Fleck is looking for Gophers to build on their success in Year Five

  • Oops!
    Something went wrong.
    Please try again later.

P.J. Fleck has a prop in the Gophers football meeting room, a reminder for the entire team that they are part of something being built.

It's a shed-sized house with a foundation, a wooden frame, a couple of windows and a shingled roof. But there's more to be done before it's finished. This fall, the Gophers hope building season is very busy.

On Thursday night at Huntington Bank Stadium, the Gophers open their fifth season under Fleck with a tremendous challenge — a visit from fourth-ranked Ohio State. While oddsmakers favor the Buckeyes by a couple of touchdowns, the Gophers see the opportunity ahead.

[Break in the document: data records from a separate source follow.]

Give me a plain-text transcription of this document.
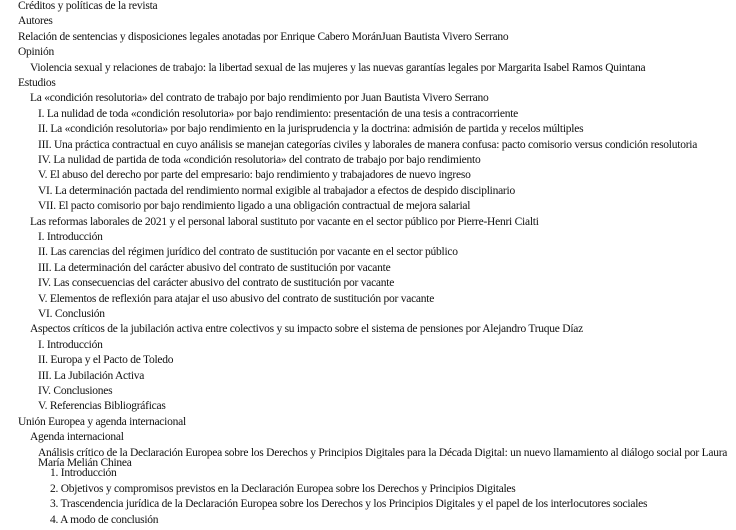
Créditos y políticas de la revista
Autores
Relación de sentencias y disposiciones legales anotadas por Enrique Cabero MoránJuan Bautista Vivero Serrano
Opinión
Violencia sexual y relaciones de trabajo: la libertad sexual de las mujeres y las nuevas garantías legales por Margarita Isabel Ramos Quintana
Estudios
La «condición resolutoria» del contrato de trabajo por bajo rendimiento por Juan Bautista Vivero Serrano
I. La nulidad de toda «condición resolutoria» por bajo rendimiento: presentación de una tesis a contracorriente
II. La «condición resolutoria» por bajo rendimiento en la jurisprudencia y la doctrina: admisión de partida y recelos múltiples
III. Una práctica contractual en cuyo análisis se manejan categorías civiles y laborales de manera confusa: pacto comisorio versus condición resolutoria
IV. La nulidad de partida de toda «condición resolutoria» del contrato de trabajo por bajo rendimiento
V. El abuso del derecho por parte del empresario: bajo rendimiento y trabajadores de nuevo ingreso
VI. La determinación pactada del rendimiento normal exigible al trabajador a efectos de despido disciplinario
VII. El pacto comisorio por bajo rendimiento ligado a una obligación contractual de mejora salarial
Las reformas laborales de 2021 y el personal laboral sustituto por vacante en el sector público por Pierre-Henri Cialti
I. Introducción
II. Las carencias del régimen jurídico del contrato de sustitución por vacante en el sector público
III. La determinación del carácter abusivo del contrato de sustitución por vacante
IV. Las consecuencias del carácter abusivo del contrato de sustitución por vacante
V. Elementos de reflexión para atajar el uso abusivo del contrato de sustitución por vacante
VI. Conclusión
Aspectos críticos de la jubilación activa entre colectivos y su impacto sobre el sistema de pensiones por Alejandro Truque Díaz
I. Introducción
II. Europa y el Pacto de Toledo
III. La Jubilación Activa
IV. Conclusiones
V. Referencias Bibliográficas
Unión Europea y agenda internacional
Agenda internacional
Análisis crítico de la Declaración Europea sobre los Derechos y Principios Digitales para la Década Digital: un nuevo llamamiento al diálogo social por Laura María Melián Chinea
1. Introducción
2. Objetivos y compromisos previstos en la Declaración Europea sobre los Derechos y Principios Digitales
3. Trascendencia jurídica de la Declaración Europea sobre los Derechos y los Principios Digitales y el papel de los interlocutores sociales
4. A modo de conclusión
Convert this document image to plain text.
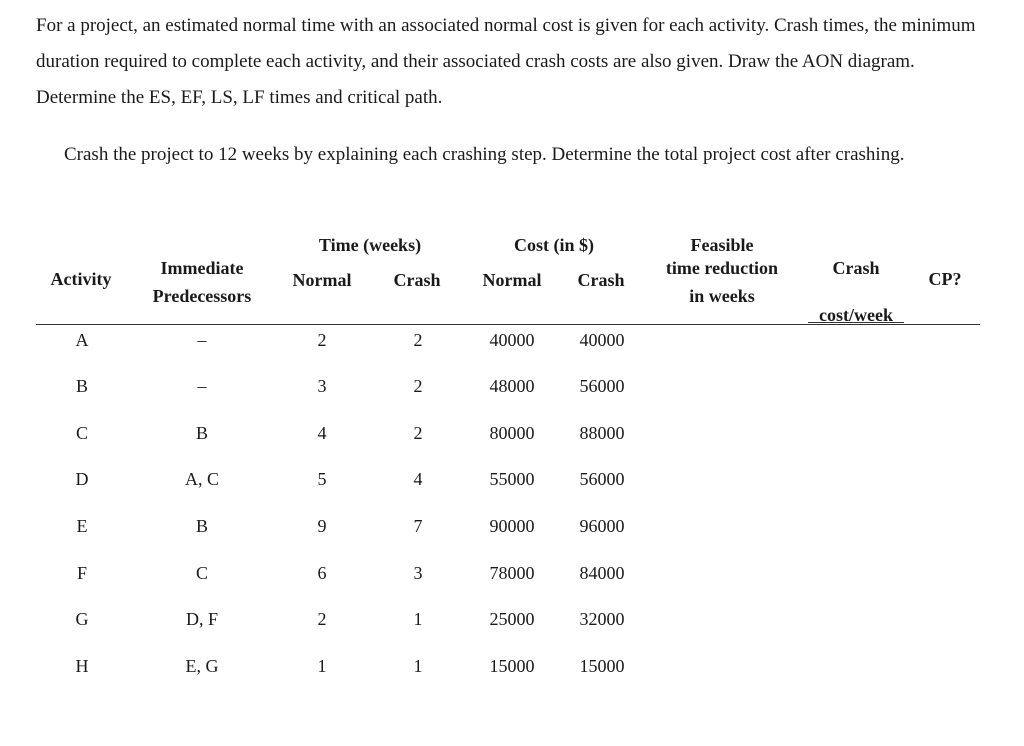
For a project, an estimated normal time with an associated normal cost is given for each activity. Crash times, the minimum duration required to complete each activity, and their associated crash costs are also given. Draw the AON diagram. Determine the ES, EF, LS, LF times and critical path.

Crash the project to 12 weeks by explaining each crashing step. Determine the total project cost after crashing.

Activity
Immediate
Predecessors
Time (weeks)
Normal	Crash
Cost (in $)
Normal	Crash
Feasible
time reduction
in weeks
Crash
cost/week
CP?
A	–	2	2	40000	40000
B	–	3	2	48000	56000
C	B	4	2	80000	88000
D	A, C	5	4	55000	56000
E	B	9	7	90000	96000
F	C	6	3	78000	84000
G	D, F	2	1	25000	32000
H	E, G	1	1	15000	15000
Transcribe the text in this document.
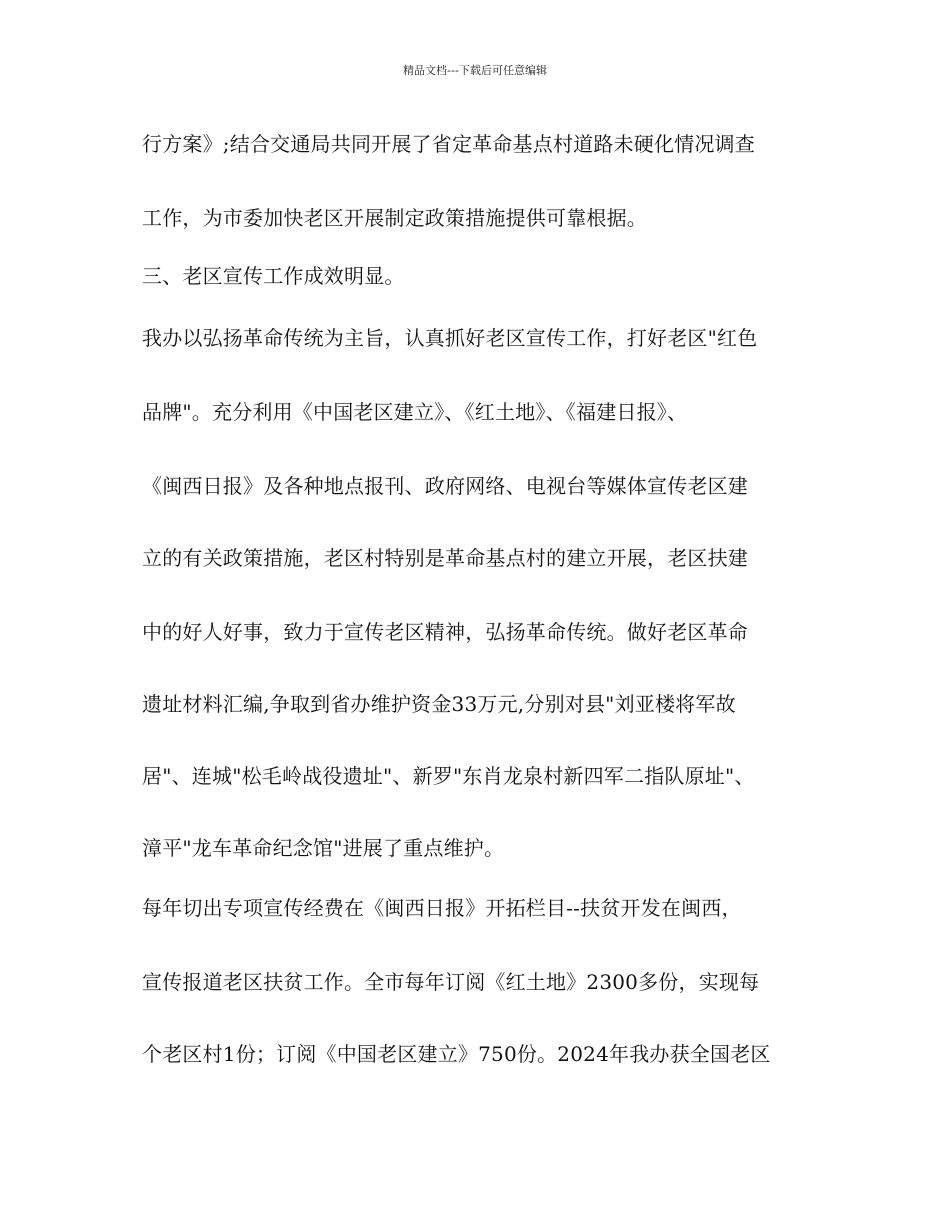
精品文档---下载后可任意编辑
行方案》;结合交通局共同开展了省定革命基点村道路未硬化情况调查
工作，为市委加快老区开展制定政策措施提供可靠根据。
三、老区宣传工作成效明显。
我办以弘扬革命传统为主旨，认真抓好老区宣传工作，打好老区"红色
品牌"。充分利用《中国老区建立》、《红土地》、《福建日报》、
《闽西日报》及各种地点报刊、政府网络、电视台等媒体宣传老区建
立的有关政策措施，老区村特别是革命基点村的建立开展，老区扶建
中的好人好事，致力于宣传老区精神，弘扬革命传统。做好老区革命
遗址材料汇编,争取到省办维护资金33万元,分别对县"刘亚楼将军故
居"、连城"松毛岭战役遗址"、新罗"东肖龙泉村新四军二指队原址"、
漳平"龙车革命纪念馆"进展了重点维护。
每年切出专项宣传经费在《闽西日报》开拓栏目--扶贫开发在闽西，
宣传报道老区扶贫工作。全市每年订阅《红土地》2300多份，实现每
个老区村1份；订阅《中国老区建立》750份。2024年我办获全国老区
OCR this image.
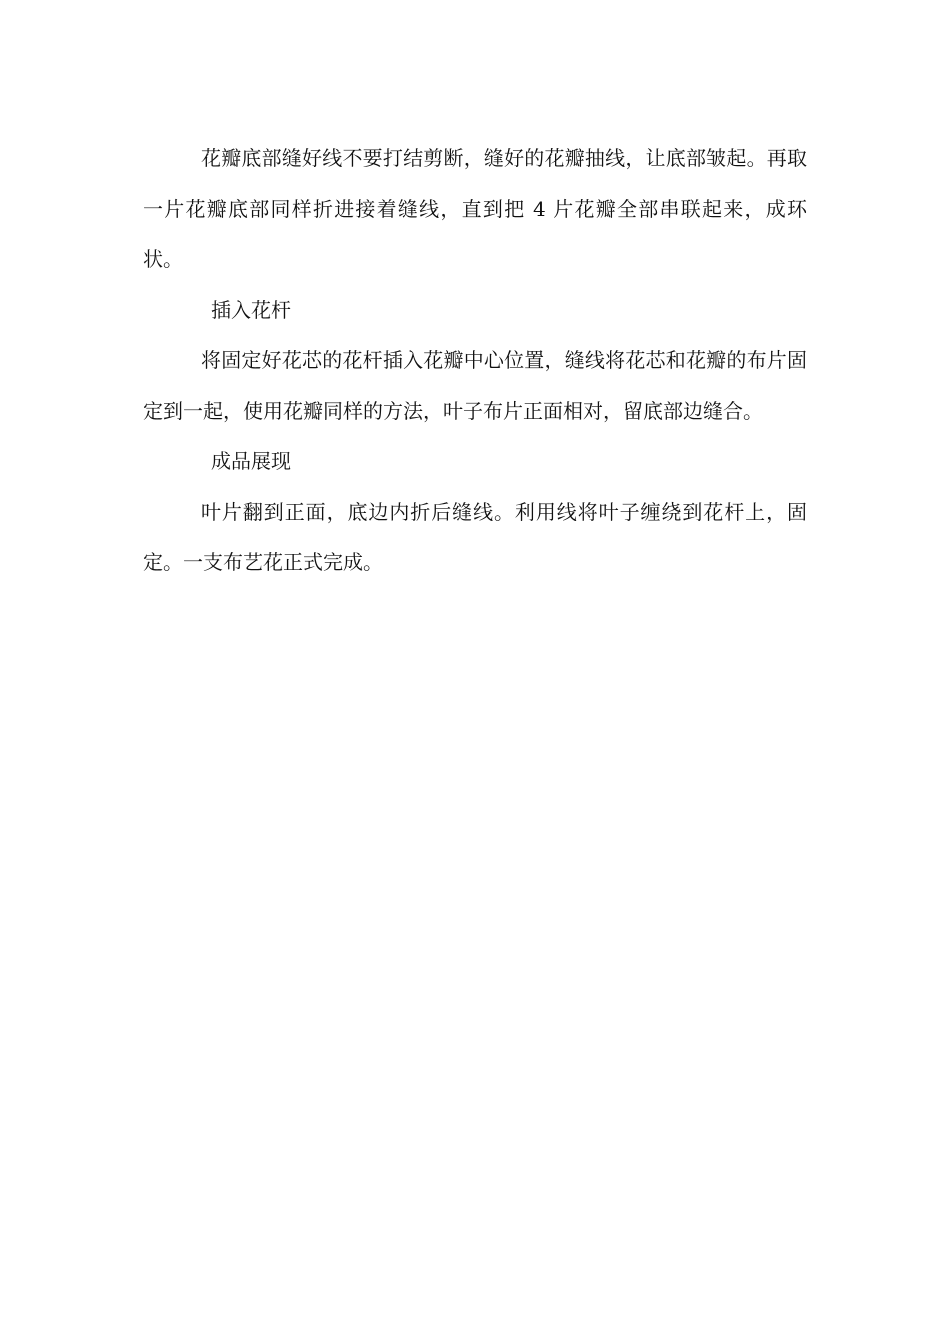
花瓣底部缝好线不要打结剪断，缝好的花瓣抽线，让底部皱起。再取一片花瓣底部同样折进接着缝线，直到把 4 片花瓣全部串联起来，成环状。

插入花杆

将固定好花芯的花杆插入花瓣中心位置，缝线将花芯和花瓣的布片固定到一起，使用花瓣同样的方法，叶子布片正面相对，留底部边缝合。

成品展现

叶片翻到正面，底边内折后缝线。利用线将叶子缠绕到花杆上，固定。一支布艺花正式完成。
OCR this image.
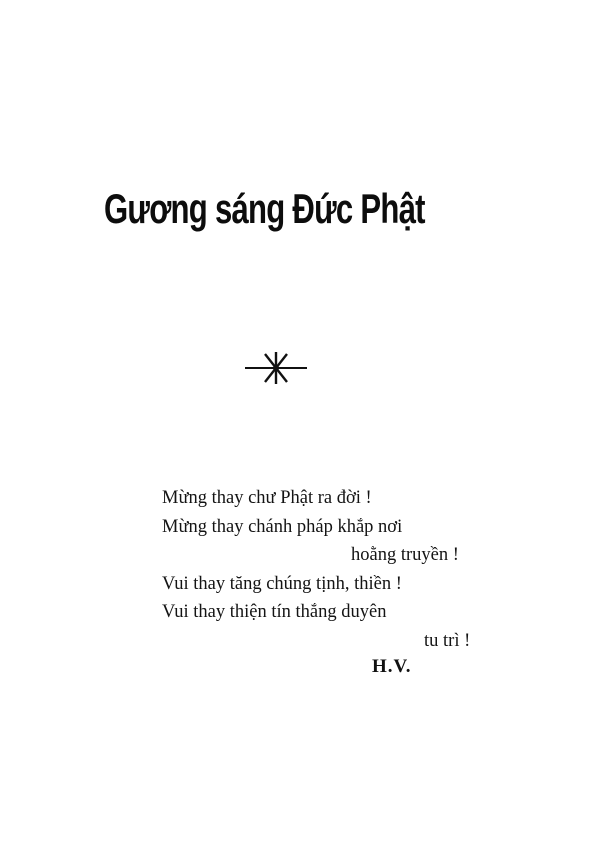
Gương sáng Đức Phật
Mừng thay chư Phật ra đời !
Mừng thay chánh pháp khắp nơi
hoằng truyền !
Vui thay tăng chúng tịnh, thiền !
Vui thay thiện tín thắng duyên
tu trì !
H.V.
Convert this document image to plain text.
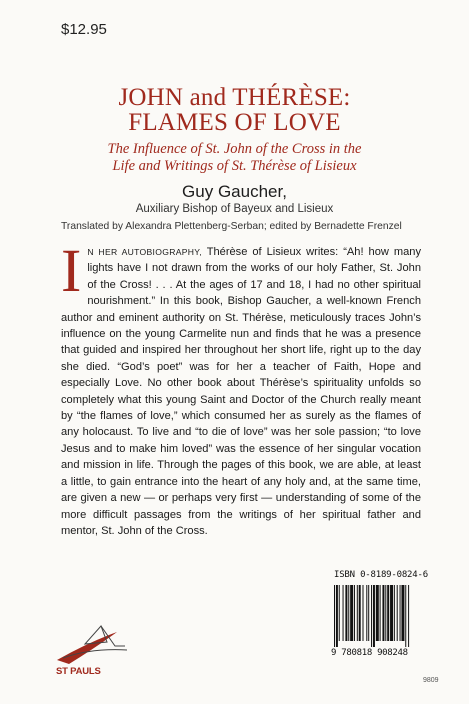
$12.95
JOHN and THÉRÈSE:
FLAMES OF LOVE
The Influence of St. John of the Cross in the
Life and Writings of St. Thérèse of Lisieux
Guy Gaucher,
Auxiliary Bishop of Bayeux and Lisieux
Translated by Alexandra Plettenberg-Serban; edited by Bernadette Frenzel
I N HER AUTOBIOGRAPHY, Thérèse of Lisieux writes: “Ah! how many lights have I not drawn from the works of our holy Father, St. John of the Cross! . . . At the ages of 17 and 18, I had no other spiritual nourishment.” In this book, Bishop Gaucher, a well-known French author and eminent authority on St. Thérèse, meticulously traces John’s influence on the young Carmelite nun and finds that he was a presence that guided and inspired her throughout her short life, right up to the day she died. “God’s poet” was for her a teacher of Faith, Hope and especially Love. No other book about Thérèse’s spirituality unfolds so completely what this young Saint and Doctor of the Church really meant by “the flames of love,” which consumed her as surely as the flames of any holocaust. To live and “to die of love” was her sole passion; “to love Jesus and to make him loved” was the essence of her singular vocation and mission in life. Through the pages of this book, we are able, at least a little, to gain entrance into the heart of any holy and, at the same time, are given a new — or perhaps very first — understanding of some of the more difficult passages from the writings of her spiritual father and mentor, St. John of the Cross.
ISBN 0-8189-0824-6
9 780818 908248
ST PAULS
9809
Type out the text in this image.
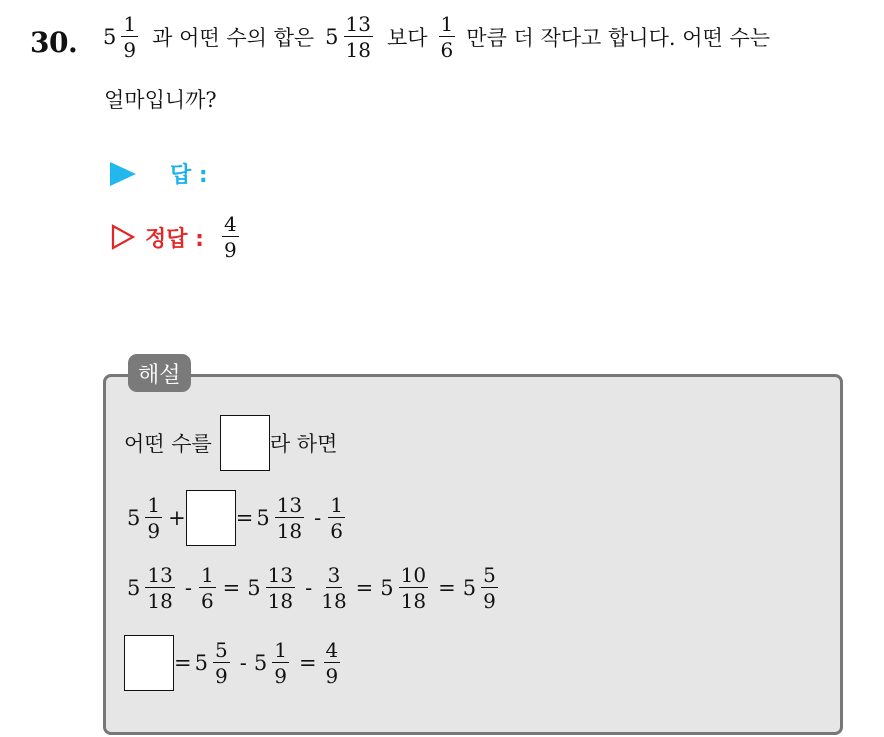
30. $5 \frac{1}{9}$ 과 어떤 수의 합은 $5 \frac{13}{18}$ 보다 $\frac{1}{6}$ 만큼 더 작다고 합니다. 어떤 수는
얼마입니까?
답 :
정답 : $\frac{4}{9}$
해설
어떤 수를	라 하면
$5 \frac{1}{9}$ + = $5 \frac{13}{18} - \frac{1}{6}$
$5 \frac{13}{18} - \frac{1}{6} = 5 \frac{13}{18} - \frac{3}{18} = 5 \frac{10}{18} = 5 \frac{5}{9}$
= $5 \frac{5}{9} - 5 \frac{1}{9} = \frac{4}{9}$
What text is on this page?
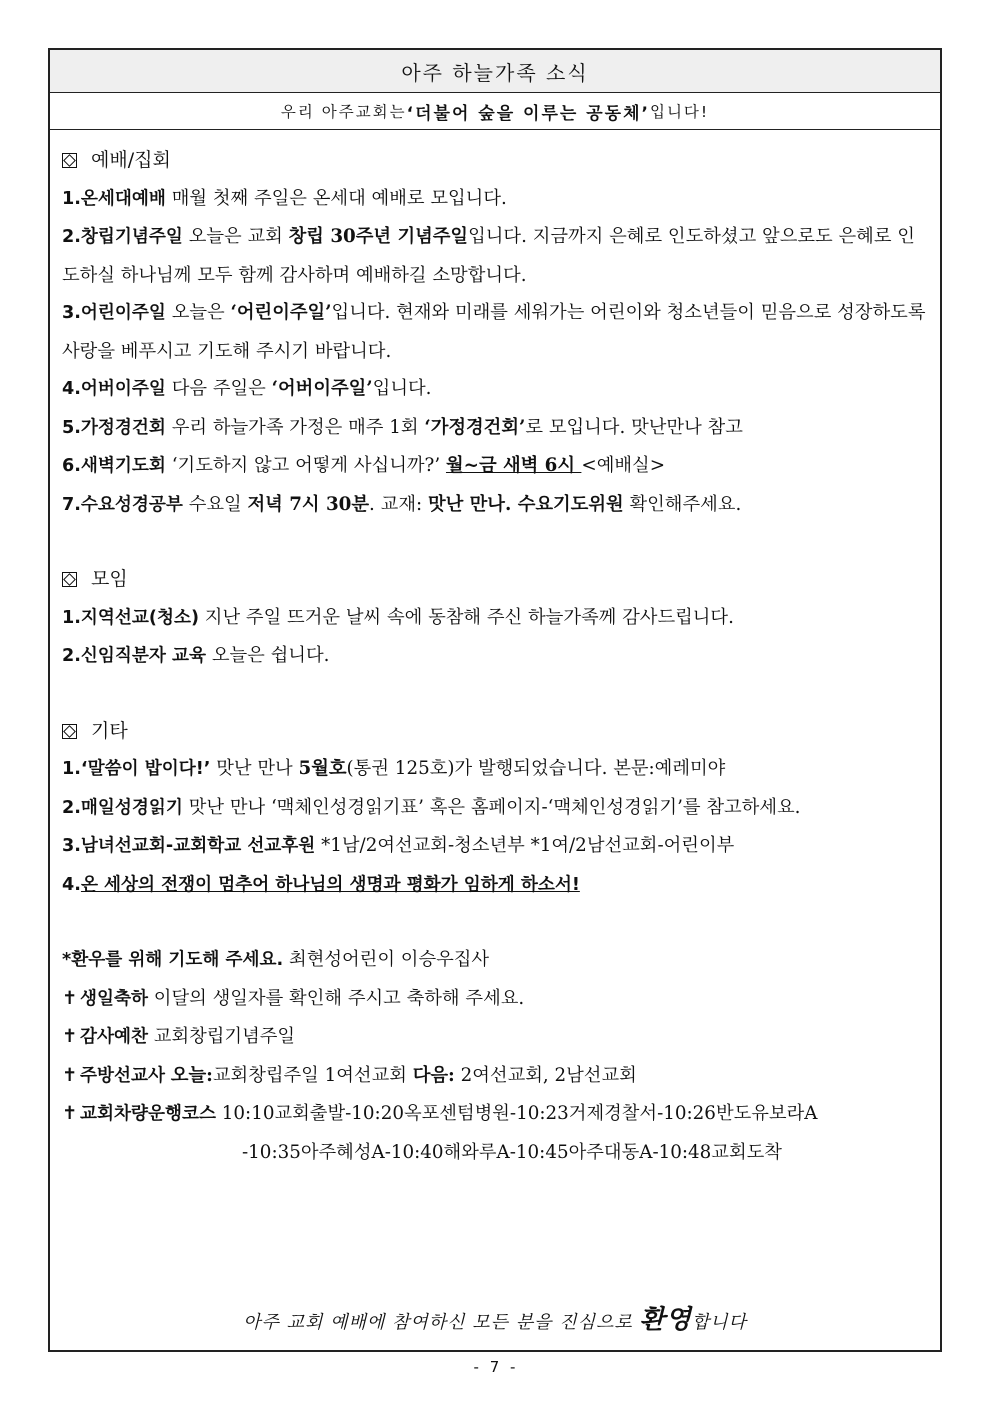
아주 하늘가족 소식
우리 아주교회는 ‘더불어 숲을 이루는 공동체’ 입니다!
예배/집회

1.온세대예배 매월 첫째 주일은 온세대 예배로 모입니다.

2.창립기념주일 오늘은 교회 창립 30주년 기념주일입니다. 지금까지 은혜로 인도하셨고 앞으로도 은혜로 인도하실 하나님께 모두 함께 감사하며 예배하길 소망합니다.

3.어린이주일 오늘은 ‘어린이주일’입니다. 현재와 미래를 세워가는 어린이와 청소년들이 믿음으로 성장하도록 사랑을 베푸시고 기도해 주시기 바랍니다.

4.어버이주일 다음 주일은 ‘어버이주일’입니다.

5.가정경건회 우리 하늘가족 가정은 매주 1회 ‘가정경건회’로 모입니다. 맛난만나 참고

6.새벽기도회 ‘기도하지 않고 어떻게 사십니까?’ 월~금 새벽 6시 <예배실>

7.수요성경공부 수요일 저녁 7시 30분. 교재: 맛난 만나. 수요기도위원 확인해주세요.

모임

1.지역선교(청소) 지난 주일 뜨거운 날씨 속에 동참해 주신 하늘가족께 감사드립니다.

2.신임직분자 교육 오늘은 쉽니다.

기타

1.‘말씀이 밥이다!’ 맛난 만나 5월호(통권 125호)가 발행되었습니다. 본문:예레미야

2.매일성경읽기 맛난 만나 ‘맥체인성경읽기표’ 혹은 홈페이지-‘맥체인성경읽기’를 참고하세요.

3.남녀선교회-교회학교 선교후원 *1남/2여선교회-청소년부 *1여/2남선교회-어린이부

4.온 세상의 전쟁이 멈추어 하나님의 생명과 평화가 임하게 하소서!

*환우를 위해 기도해 주세요. 최현성어린이 이승우집사

✝ 생일축하 이달의 생일자를 확인해 주시고 축하해 주세요.

✝ 감사예찬 교회창립기념주일

✝ 주방선교사 오늘:교회창립주일 1여선교회 다음: 2여선교회, 2남선교회

✝ 교회차량운행코스 10:10교회출발-10:20옥포센텀병원-10:23거제경찰서-10:26반도유보라A

-10:35아주혜성A-10:40해와루A-10:45아주대동A-10:48교회도착

아주 교회 예배에 참여하신 모든 분을 진심으로 환영합니다
- 7 -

"This is going to be one of the deeper teams we have, which gives us the chance to be as successful as this team can possibly be, and that's all we can ask from each team each year,'' Fleck said. "What that looks like, we'll find out.''

Regardless of what happens against Ohio State, Fleck has reason to be optimistic for 2021, reason to believe that the construction of the program will take a step forward after last year's COVID-19-impacted team finished with a 3-4 record.

The Gophers would like it to look like 2019, when they bolted to a 9-0 start and finished 11-2, with an Outback Bowl victory over Auburn. Their No. 10 finish in the Associated Press poll was their best since 1962.

Quarterback Tanner Morgan, originally recruited by Fleck to play at Western Michigan, flipped his commitment to the Gophers in 2017 and followed the coach to Minneapolis. He sees how the program and his coach have grown.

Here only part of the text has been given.